Prohibited payment of directors’ remuneration between May 2013 and September 2017

Section 68(1) of the 1997 Act prohibits a credit union from paying any remuneration to a director other than in the circumstances provided for under Section 68(2) of the 1997 Act.  Section 68(2) specifies that a credit union can pay or reimburse expenses incurred by a director in the course of performing any service on behalf of, or for the benefit of, the credit union.

The Central Bank found that Savvi contravened section 68(1) of the 1997 Act by paying €28,341 for the reimbursement of travelling expenses, in excess of the applicable Civil Service Rates.


The Central Bank is satisfied that Savvi has addressed all issues of concern identified in the investigation.


In deciding the appropriate penalty to impose, the Central Bank considered the following matters:

1.     The nature and seriousness of the breaches.

  • Savvi was reckless in its approach to compliance with the LTL Limit and the payment of remuneration to directors.
  • The breaches revealed weaknesses in Savvi’s systems and controls and governance arrangements for managing long-term lending and directors’ expenses.
  • The period of time over which the breaches occurred, a four year period overall.

2.     The need to impose a proportionate level of penalty.

The Central Bank confirms that its investigation into Savvi in respect of this matter is closed. 


  1. The fine imposed by the Central Bank was imposed under Section 33AQ of the Central Bank Act 1942. The maximum penalty under Section 33AQ is €10,000,000, or an amount equal to 10% of the annual turnover of a regulated financial service provider, whichever is the greater.
  2. The fine reflects the application of the maximum percentage settlement discount of 30%, as per the Early Settlement Discount Scheme set out in the Central Bank’s “Outline of the Administrative Sanctions Procedure 2018” which is here.
  3. Funds collected from penalties are included in the Central Bank’s surplus income, which is payable directly to the Exchequer, following approval of the Statement of Accounts.
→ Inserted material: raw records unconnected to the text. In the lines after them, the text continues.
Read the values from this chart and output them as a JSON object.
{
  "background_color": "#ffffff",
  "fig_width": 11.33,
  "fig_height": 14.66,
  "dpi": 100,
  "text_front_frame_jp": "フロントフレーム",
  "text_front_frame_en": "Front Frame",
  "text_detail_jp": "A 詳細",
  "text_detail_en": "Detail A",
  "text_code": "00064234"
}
The penalties are not included in general Central Bank revenue.
  4. Under the Central Bank’s PRISM system of supervision, Savvi is classified as a Medium Low Impact firm.PRISM Explained – How the Central Bank of Ireland is Implementing Risk-Based Regulation is available to download here.
  5. This is the Central Bank’s 133rd settlement since 2006 under its Administrative Sanctions Procedure, bringing total fines imposed by the Central Bank to over €99 million.
  6. The Central Bank has consulted on potential changes to the lending framework for credit unions (CP125 Consultation on Potential Changes to the Lending Framework for Credit Unions) and, expects to publish final proposals in the coming weeks, which will take effect at the beginning of 2020.